What is the recommended approach to combine two instances from torch.utils.data.Dataset?
I came up with two ideas:
Wrapper-Dataset:
class Concat(Dataset):
def __init__(self, datasets):
self.datasets = datasets
self.lengths = [len(d) for d in datasets]
self.offsets = np.cumsum(self.lengths)
self.length = np.sum(self.lengths)
def __getitem__(self, index):
for i, offset in enumerate(self.offsets):
if index < offset:
if i > 0:
index -= self.offsets[i-1]
return self.datasets[i][index]
raise IndexError(f'{index} exceeds {self.length}')
def __len__(self):
return self.length
Using itertools.chain
loader = itertools.chain(*[MyDataset(f'file{i}') for i in range(1, 4)])

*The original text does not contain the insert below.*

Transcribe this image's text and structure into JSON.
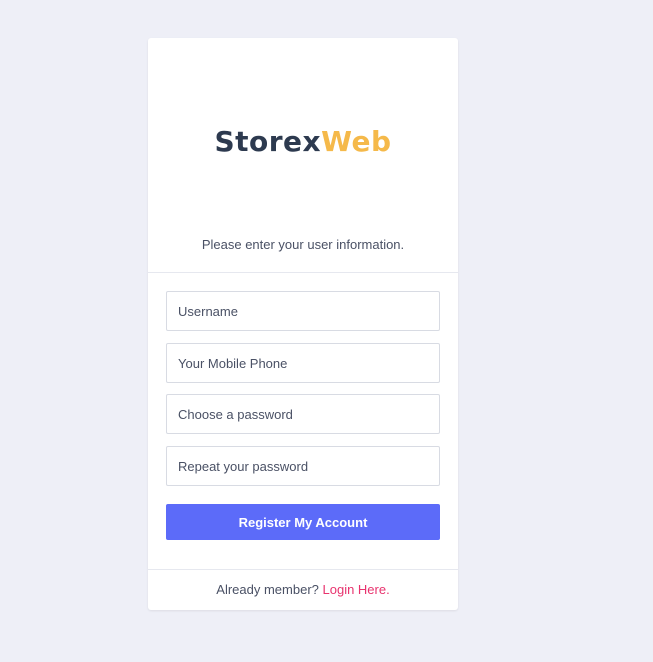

Ah yes itertools.chain would only do one epoch so we would be better of with something like:
x = itertools.repeat(itertools.chain.from_iterable([dataset1, dataset2]), times=epochs)
next(next(iter(x))
# or
for epoch in x:
for (inputs, targets) in epoch:
print(inputs)
Not sure if that’s going to work. It can break if itertools.chain iterator is not immutable (and it’s probably not). It would be simpler to do this (or use the wrapper dataset):
for epoch in range(num_epochs):
dset = itertools.chain(...)
dloader = # create DataLoader
for ... in dloader:
...